London brings literary art to street benches


A bench designed after The Wind in the Willows, part of London’s new Books About Town.

The city of London is planning to bring some literary art to the streets next summer. In a program being called “Books About Town,” the literary charity the  National Literacy Trust is going to set up benches painted to look like giant books throughout the city.

Claire Armitstead writes for the Guardian that the first set of BookBenches commissioned for the project include Peter Pan and Michael Rosen’s We’re Going on a Bear Hunt, sponsored by children’s publisher Walker Books and tax advisers KPMG.

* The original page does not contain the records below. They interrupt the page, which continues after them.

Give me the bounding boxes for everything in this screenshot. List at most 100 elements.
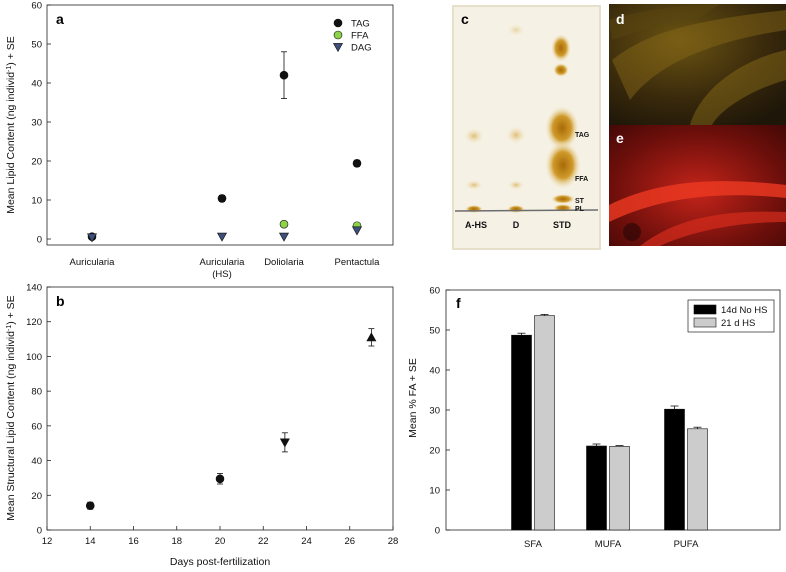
y-tick-label: 50 [31,40,42,51]
x-tick-label: (HS) [212,269,232,280]
panel-f-letter: f [456,295,461,311]
x-tick-label: 18 [171,536,182,547]
y-tick-label: 140 [26,283,42,294]
data-point-dag [216,232,228,242]
panel-f-y-axis: 0 10 20 30 40 50 60 [429,286,450,537]
panel-a-y-axis-label: Mean Lipid Content (ng individ-1) + SE [5,36,17,214]
x-tick-label: MUFA [595,539,622,550]
legend-swatch [693,317,717,328]
band-label-st: ST [575,198,585,205]
legend-marker-dag [332,43,344,53]
band-d-tag [506,126,526,144]
data-point-tag [217,194,227,203]
x-tick-label: 26 [344,536,355,547]
band-ahs-origin [465,205,483,213]
x-tick-label: 12 [42,536,53,547]
panel-a-marks [86,51,363,243]
y-tick-label: 50 [429,326,440,337]
photo-d-texture [612,10,786,100]
panel-a-x-axis: Auricularia Auricularia(HS)Doliolaria Pent… [70,257,381,280]
y-tick-label: 80 [31,387,42,398]
panel-a-frame [46,4,394,246]
band-ahs-ffa [465,180,483,190]
bar-sfa-series-1 [511,334,532,531]
data-point-tag [279,70,289,80]
y-tick-label: 40 [31,456,42,467]
y-tick-label: 60 [31,421,42,432]
legend-label: 21 d HS [721,318,755,329]
bar-sfa-series-2 [534,315,555,531]
x-tick-label: Pentactula [335,257,381,268]
panel-d-photo: d [609,4,786,125]
legend-label-ffa: FFA [351,31,369,42]
x-tick-label: 22 [258,536,269,547]
band-std-1 [551,34,571,62]
panel-b-marks [85,328,377,511]
y-tick-label: 60 [31,1,42,12]
data-point-dag [278,232,290,242]
y-tick-label: 20 [429,446,440,457]
y-tick-label: 40 [429,366,440,377]
band-d-top [507,24,525,36]
bar-pufa-series-2 [687,428,708,531]
y-tick-label: 20 [31,491,42,502]
y-tick-label: 20 [31,157,42,168]
panel-e-letter: e [616,130,624,146]
y-tick-label: 0 [37,526,42,537]
panel-f-y-axis-label: Mean % FA + SE [407,358,419,438]
data-point [366,332,377,342]
x-tick-label: 20 [215,536,226,547]
y-tick-label: 30 [31,118,42,129]
band-label-ffa: FFA [575,176,588,183]
data-point [279,438,290,448]
photo-e-band-2 [640,211,786,246]
panel-a-y-axis: 0 10 20 30 40 50 60 [31,1,51,246]
band-ahs-tag [464,128,484,144]
data-point-ffa [279,219,289,229]
legend-label-tag: TAG [351,19,370,30]
band-std-2 [553,63,569,77]
data-point [215,474,225,484]
panel-f-legend: 14d No HS 21 d HS [687,299,775,333]
panel-f-bars [511,313,708,531]
y-tick-label: 0 [37,235,42,246]
x-tick-label: 24 [301,536,312,547]
panel-e-photo: e [609,125,786,246]
plate-edge-shade [452,5,601,250]
x-tick-label: 28 [388,536,399,547]
data-point-dag [351,226,363,236]
y-tick-label: 0 [435,526,440,537]
panel-b-y-axis-label: Mean Structural Lipid Content (ng indivi… [5,295,17,520]
x-tick-label: Auricularia [70,257,116,268]
band-d-origin [507,205,525,213]
x-tick-label: 14 [85,536,96,547]
band-label-pl: PL [575,206,585,213]
lane-label: A-HS [465,220,487,230]
panel-b-frame [46,286,394,531]
y-tick-label: 10 [31,196,42,207]
panel-b-letter: b [56,293,65,309]
panel-f: f 0 10 20 30 40 50 60 SFA MUFA PUFA 14d No HS 21 … [407,286,781,550]
lane-label: D [513,220,520,230]
x-tick-label: SFA [524,539,543,550]
x-tick-label: 16 [128,536,139,547]
y-tick-label: 10 [429,486,440,497]
x-tick-label: Doliolaria [264,257,304,268]
band-std-st [551,194,575,204]
bar-mufa-series-1 [586,445,607,531]
photo-e-spot [623,223,641,241]
panel-c-letter: c [461,11,469,27]
plate-lane-labels: A-HS D STD [465,220,572,230]
y-tick-label: 40 [31,79,42,90]
legend-marker-ffa [333,30,343,40]
legend-label-dag: DAG [351,43,372,54]
band-std-ffa [545,141,581,189]
y-tick-label: 60 [429,286,440,297]
panel-a-letter: a [56,11,64,27]
legend-label: 14d No HS [721,305,767,316]
legend-swatch [693,304,717,315]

Rosen says that his selection for a bench based on his book would be Coram’s Fields, a seven-acre playground in the city. He told the Guardian, “It’s the world’s first purpose-built playground still in use, so in a way it’s a rare monument to the importance of play… I love the idea of sitting on giant books. With the Bear Hunt big BookBench, I suppose you can say that you can’t go through it, but you can go over it, you can go under it or better still you can sit on it. I think that people seeing BookBenches in the street will chuckle and remind each other about a good reading experience. The BookBench for The Wind in the Willows (upper-right) is shown here on the bank of the Thames, but will be relocated to a spot next to the Bank of England, where Kenneth Grahame worked when his classic children’s book was published.

The location for a Nineteen Eighty-Four bench has yet to be determined, as the prospect of placing a landmark for such a politically charged novel seems to be daunting; a spokeswoman for the Literacy Trust says that they are “open to suggestions.”


Nick Davies was a publicist at Melville House.